This story was originally published in the Baltimore Sun Brand Publishing section on the Greater Baltimore Medical Center.
Imagine a disease that can strike any joint or organ at any time, with no known cause or cure. Sarcoidosis is just that — an elusive disease that is seldom fatal, sometimes painful, sometimes not. It may plague an individual throughout his or her lifetime, or strike once and never return. Treatment might be effective, or it might not.
“We call it ‘The Great Mimicker’ because it is often misdiagnosed,” says Elisabeth Carr, M.D., a sarcoidosis specialist who works in pulmonary and critical care medicine at Greater Baltimore Medical Center.
Sarcoids are tiny, grain-like clusters of inflamed cells called granulomas that form in various organs throughout the body. Over time, they can grow into masses that damage organs. They are most commonly found in the lungs and lymph nodes, but can also show up in the brain, eyes, kidneys, liver, nervous system and skin, and elsewhere. They are thought to develop as an immune system response.
According to the National Institutes of Health’s National Heart, Lung, and Blood Institute, African-American women ages 20-40 seem to be most at risk, but anyone is vulnerable. Some studies link sarcoidosis to chemical exposure, but the cause is uncertain.
“I use the analogy of the pearl and the grain of sand, but we don’t know what the grain of sand is,” Dr. Carr says.
If you’ve never heard of sarcoidosis, you’re not alone. Researchers don’t really know how widespread it is because some people might be unaware they have it. The disease can be difficult to diagnose since not all physicians are well educated about it. For example, if a patient complains of ankle pain, sarcoidosis is probably not the first thing a physician considers. The only way to diagnose it for sure is to examine a tissue sample under a microscope.
The Life and Breath Foundation aims to empower newly diagnosed sarcoidosis patients to get the coordinated care they need and learn more about their complex condition. Sean Hull, who lost his mother to complications from sarcoidosis when she was only 59, started the foundation.
Dr. Mark Lamos, past president and medical director of Greater Baltimore Medical Associates (GBMA), has been working with the foundation to build awareness in the medical community of how to combat the disease and help doctors coordinate and provide patient-centered evidence-based care.

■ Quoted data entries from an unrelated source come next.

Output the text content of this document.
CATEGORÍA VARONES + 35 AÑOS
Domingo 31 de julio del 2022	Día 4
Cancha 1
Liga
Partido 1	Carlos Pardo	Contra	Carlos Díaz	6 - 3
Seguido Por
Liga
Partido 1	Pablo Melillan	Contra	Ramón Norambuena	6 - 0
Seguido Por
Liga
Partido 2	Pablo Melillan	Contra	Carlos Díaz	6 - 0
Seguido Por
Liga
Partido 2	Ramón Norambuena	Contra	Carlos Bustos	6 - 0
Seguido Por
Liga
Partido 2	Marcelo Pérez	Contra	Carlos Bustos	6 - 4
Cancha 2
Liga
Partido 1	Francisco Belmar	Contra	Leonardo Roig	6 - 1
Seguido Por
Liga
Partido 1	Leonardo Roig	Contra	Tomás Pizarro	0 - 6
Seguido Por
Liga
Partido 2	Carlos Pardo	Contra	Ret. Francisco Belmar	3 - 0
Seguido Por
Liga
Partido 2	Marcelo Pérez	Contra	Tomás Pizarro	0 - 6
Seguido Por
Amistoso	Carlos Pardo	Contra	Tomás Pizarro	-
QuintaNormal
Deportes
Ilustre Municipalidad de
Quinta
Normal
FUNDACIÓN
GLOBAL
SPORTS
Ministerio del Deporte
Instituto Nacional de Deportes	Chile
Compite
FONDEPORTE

“Patients often receive non-comprehensive care because the records are not kept in one system — information is not shared well among caregivers,” Dr. Lamos says. “For example, you could have sarcoid of the lungs, and you may get sent to a pulmonary specialist, but if somebody forgot to send you to an eye doctor, you could have undiagnosed iritis, which is inflammation of the eye.”
Lamos has seen hundreds of sarcoidosis patients over three decades of medical practice, so he knows how important it is for doctors to ask a lot of questions to diagnose and determine the extent of the disease.
Patients are encouraged to seek an experienced medical center, such as GBMC, with doctors who specialize in sarcoidosis.
Dr. Carr says there are treatments for sarcoidosis, but what works for one person might not work for another.
“Steroids are the first-line treatment if the sarcoid is in a high-value location like the lung, brain, eye, or heart,” she says. “There are a couple of other options for cardiac sarcoid. After steroids, we have immunomodulators like methotrexate. They can be added to the steroids or used afterward. Injections of immunosuppressors such as TNF inhibitors would be the next treatment.”
“All these medications have risks and side effects,” Dr. Carr adds. “I engage my patients in the decision-making process. Every sarcoidosis patient is different.”
Though scientists are researching sarcoidosis, there is still much to learn, doctors say. For example, there is still a question about whether sarcoidosis is hereditary.
“There are ‘flavors’ that are genetic, but it is not 100 percent across the board,” Dr. Carr says. “There is definitely a genetic component. It is an area of great interest in the scientific community.”
“I think what will happen over time is that we will find different phenotypes of it, just like we know that you can have three different types of lung cancer,” Dr. Carr says.
That will be one step closer to a cure.